Selon des informations l’État du Sénégal a été informé et a un délai de 15 jours pour présenter sa défense. La défense a engagé « trois procédures distinctes » devant la Cour communautaire. La première est une « requête préliminaire » de fond destinée à mettre en question la légitimité de toute la procédure initiée sur le plan national. La seconde est une « demande de procédure accélérée », justifiée par le fait que la phase d’« instruction » interne serait déjà terminée. La troisième concerne une « demande en référé, visant l’adoption de mesures conservatoires » urgentes, y compris l’arrêt des poursuites au Sénégal en attendant le verdict de la Cedeao, ainsi que la fin de son assignation à résidence sous surveillance électronique.
Dans l’essence même du débat, la défense remet en question l’action menée par l’ancien ministre de la Justice Ousmane Diagne.
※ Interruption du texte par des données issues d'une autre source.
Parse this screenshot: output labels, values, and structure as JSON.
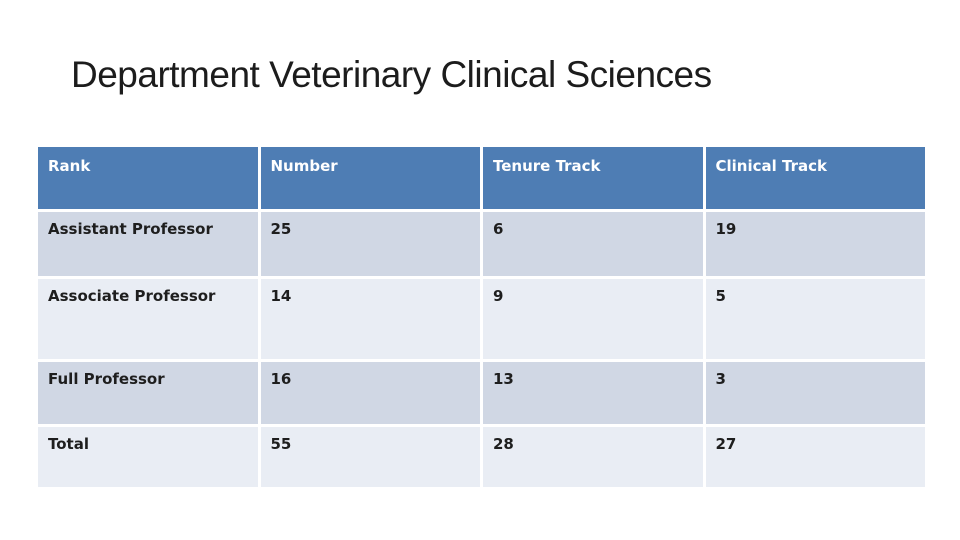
{
  "slide": {
    "title": "Department Veterinary Clinical Sciences"
  },
  "table": {
    "columns": [
      "Rank",
      "Number",
      "Tenure Track",
      "Clinical Track"
    ],
    "rows": [
      {
        "cells": [
          "Assistant Professor",
          "25",
          "6",
          "19"
        ]
      },
      {
        "cells": [
          "Associate Professor",
          "14",
          "9",
          "5"
        ]
      },
      {
        "cells": [
          "Full Professor",
          "16",
          "13",
          "3"
        ]
      },
      {
        "cells": [
          "Total",
          "55",
          "28",
          "27"
        ]
      }
    ]
  },
  "colors": {
    "background": "#FFFFFF",
    "title_text": "#1C1C1C",
    "header_bg": "#4E7DB4",
    "header_text": "#FFFFFF",
    "row_dark": "#D0D7E4",
    "row_light": "#E9EDF4",
    "body_text": "#1E1E1E"
  }
}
Selon elle, la lettre du prédécesseur de Yassine Fall, datée d’avril 2025 et sollicitant une « mise en accusation » devant l’Assemblée nationale, est « dénuée de fondement légal ». En effet, le ministre n’aurait pas, selon leur point de vue, le statut d’organe de poursuite devant cette instance spéciale, un rôle qui revient au Procureur général près la Cour suprême.
Elle cite aussi une « transgression du principe de séparation des pouvoirs », critiquant le ministère de la Justice pour avoir effectué des « actions d’enquête et évalué l’opportunité des poursuites », en décalage avec la Constitution et divers instruments internationaux. Pour finir, la défense dénonce de sérieuses violations des droits fondamentaux, y compris les « droits de la défense, le droit à un procès juste, la présomption d’innocence et le droit à un recours efficace », jugeant que la procédure présente des irrégularités.